How do you display one of the most important finds of Anglo Saxon treasure ever discovered when that treasure is all in small, broken fragments?

This was the key dilemma facing Real Studios in the creation of a permanent display for a large proportion of the 4,000 item Staffordshire Hoard collection for Birmingham Museum and Art Gallery.

The Staffordshire Hoard, discovered in a field near Litchfield by amateur metal detector Terry Herbert in 2009, is a stunning collection of fragments of fine gold and silver decorative metalwork apparently ripped from swords, shields and helmets and then buried during the rule of the Mercian kingdom over Southern England, between AD 650 and 670.

Real Studios director Yvonne Golds said the collection, valued at £3.29m made people have the expectation of seeing treasure but the pieces are tiny.

“What we have done is focus on the mass of the find and place the conservation story central to the space,” she said.

Set within an elegant parquet-floored listed gallery in the Birmingham Museum and Art Gallery, the centrepiece is a large white ‘conservation table’ where fragments are laid out in abundance.

The table frames the drama of this extraordinary find within the context of the extensive scientific and archaeological research that went into revealing its secrets – an investigation that will continue for years to come.

Exhibits are grouped according to their materials (whether gold, silver or horn), the life and likely usage of the objects, and their careful analysis and categorisation by conservators.

Interactives allow visitors to explore a database of pieces and their decoration, while captions relate the elaborate and painstaking cleaning, logging and categorisation process following their discovery.

Key hoard pieces are placed alongside whole replicas, together with a real Anglo Saxon sword loaned from the British Museum.

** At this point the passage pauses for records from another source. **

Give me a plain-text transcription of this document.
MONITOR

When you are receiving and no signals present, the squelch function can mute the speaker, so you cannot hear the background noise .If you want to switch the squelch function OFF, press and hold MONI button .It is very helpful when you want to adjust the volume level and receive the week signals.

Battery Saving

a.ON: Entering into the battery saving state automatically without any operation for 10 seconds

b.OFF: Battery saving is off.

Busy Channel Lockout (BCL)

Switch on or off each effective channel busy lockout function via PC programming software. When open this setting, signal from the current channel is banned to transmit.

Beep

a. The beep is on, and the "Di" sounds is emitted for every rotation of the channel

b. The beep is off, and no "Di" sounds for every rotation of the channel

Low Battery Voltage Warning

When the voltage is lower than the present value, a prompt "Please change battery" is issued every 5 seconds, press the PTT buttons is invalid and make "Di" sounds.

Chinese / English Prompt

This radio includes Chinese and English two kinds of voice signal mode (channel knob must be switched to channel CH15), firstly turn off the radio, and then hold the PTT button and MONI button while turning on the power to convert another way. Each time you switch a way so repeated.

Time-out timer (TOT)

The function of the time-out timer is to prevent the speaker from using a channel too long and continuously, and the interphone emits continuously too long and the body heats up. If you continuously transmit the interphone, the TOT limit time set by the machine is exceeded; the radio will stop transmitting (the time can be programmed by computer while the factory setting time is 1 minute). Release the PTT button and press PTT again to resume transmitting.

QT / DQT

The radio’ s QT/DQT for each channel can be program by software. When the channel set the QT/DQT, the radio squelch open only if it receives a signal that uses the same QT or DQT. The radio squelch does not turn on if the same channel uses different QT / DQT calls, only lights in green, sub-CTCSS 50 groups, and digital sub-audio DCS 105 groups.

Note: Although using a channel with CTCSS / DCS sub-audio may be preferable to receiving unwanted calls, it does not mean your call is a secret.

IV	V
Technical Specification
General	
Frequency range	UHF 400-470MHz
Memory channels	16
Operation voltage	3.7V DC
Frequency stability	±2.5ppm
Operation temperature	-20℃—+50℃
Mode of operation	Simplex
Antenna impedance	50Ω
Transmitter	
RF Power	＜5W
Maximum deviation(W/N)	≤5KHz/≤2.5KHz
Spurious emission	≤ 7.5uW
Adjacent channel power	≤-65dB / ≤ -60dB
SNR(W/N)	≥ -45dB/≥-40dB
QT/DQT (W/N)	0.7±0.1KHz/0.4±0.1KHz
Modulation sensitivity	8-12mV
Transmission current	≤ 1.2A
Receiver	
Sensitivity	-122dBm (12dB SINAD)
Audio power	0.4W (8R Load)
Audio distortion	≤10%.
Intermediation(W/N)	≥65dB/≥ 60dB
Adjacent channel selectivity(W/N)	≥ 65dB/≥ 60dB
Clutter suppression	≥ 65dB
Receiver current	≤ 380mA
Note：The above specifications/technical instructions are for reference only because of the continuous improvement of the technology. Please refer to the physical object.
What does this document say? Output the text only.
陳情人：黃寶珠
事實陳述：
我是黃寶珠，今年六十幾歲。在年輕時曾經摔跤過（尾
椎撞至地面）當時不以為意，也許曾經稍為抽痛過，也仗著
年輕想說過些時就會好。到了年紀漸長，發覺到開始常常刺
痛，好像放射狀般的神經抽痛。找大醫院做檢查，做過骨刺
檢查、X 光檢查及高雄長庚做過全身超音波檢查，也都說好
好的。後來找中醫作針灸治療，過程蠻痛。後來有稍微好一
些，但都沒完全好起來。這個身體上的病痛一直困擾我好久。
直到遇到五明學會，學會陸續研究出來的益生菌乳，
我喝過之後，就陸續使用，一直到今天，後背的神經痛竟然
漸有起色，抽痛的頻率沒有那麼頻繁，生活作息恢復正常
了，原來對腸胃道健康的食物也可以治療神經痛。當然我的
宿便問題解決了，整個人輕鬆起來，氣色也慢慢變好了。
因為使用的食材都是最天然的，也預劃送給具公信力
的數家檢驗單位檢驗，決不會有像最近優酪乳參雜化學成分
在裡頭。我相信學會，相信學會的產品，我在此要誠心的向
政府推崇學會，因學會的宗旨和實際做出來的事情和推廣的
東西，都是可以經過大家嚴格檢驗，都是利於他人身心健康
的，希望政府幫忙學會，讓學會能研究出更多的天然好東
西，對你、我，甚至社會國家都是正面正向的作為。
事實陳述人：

Around this table, as well as within it, Real Studios has organised a rhythm and variety to the displays to assist with pacing and clarity, allowing visitors to zoom out or in on each aspect of the story, as they wish.

For example, the exploration of larger narratives on Anglo Saxon life and culture are displayed along a large stretch of wall, accompanied by vivid illustrations and A/Vs.

Then three freestanding enclosures act as microscopes, immersing the visitor in detailed and specific elements of the story.

There’s a ‘jewellery box’ structure, which hones in on the magnificence of the best pieces against a garnet backdrop and the fine craftsmanship used to create these pieces is revealed in another enclosure.

With staged models demonstrating craft techniques such as filigree metalwork; a replica of a Mead Hall reveals where the aristocracy of the time would have feasted and displayed their wealth.

Complete with sound (allowing visitors to hear ancient English as it would have been spoken) and the luxurious textures of two replica wall hangings created by local members of the Embroiderers Guild, especially for this exhibition.

Without interfering with the structure of this listed gallery, Real Studios has enhanced the period atmosphere with decorative motifs taken from the objects themselves and used as graphic icons around the space.

A large, illuminated light box stretches up from the end of the conservation table and extends through the gallery, featuring cloisonné patterns which reproduce the elaborate decoration found on some of the hoard pieces, against a glowing red backdrop.

An elegant screen at the entrance features a fretcut metal pattern inspired by one of the garnet pieces.

In all, the exhibition creates a fitting home for a find that has been hailed by heritage experts as of equivalent importance to the discovery of the Lindisfarne Gospels or the Book of Kells. It is set to become a major destination on the region’s historic ‘Mercian Trail’.

Andy Horn, exhibitions manager at Birmingham Museums praised Real Studios’ ‘flair, attention to detail and exceptional commitment to the process,’ in the design and installation of this ‘stunning gallery’.

He said: “The Staffordshire Hoard Gallery enables us to engage visitors of all ages in telling the unique story of the hoard, and it has found a fitting home.”

The Staffordshire Hoard exhibition is free to view.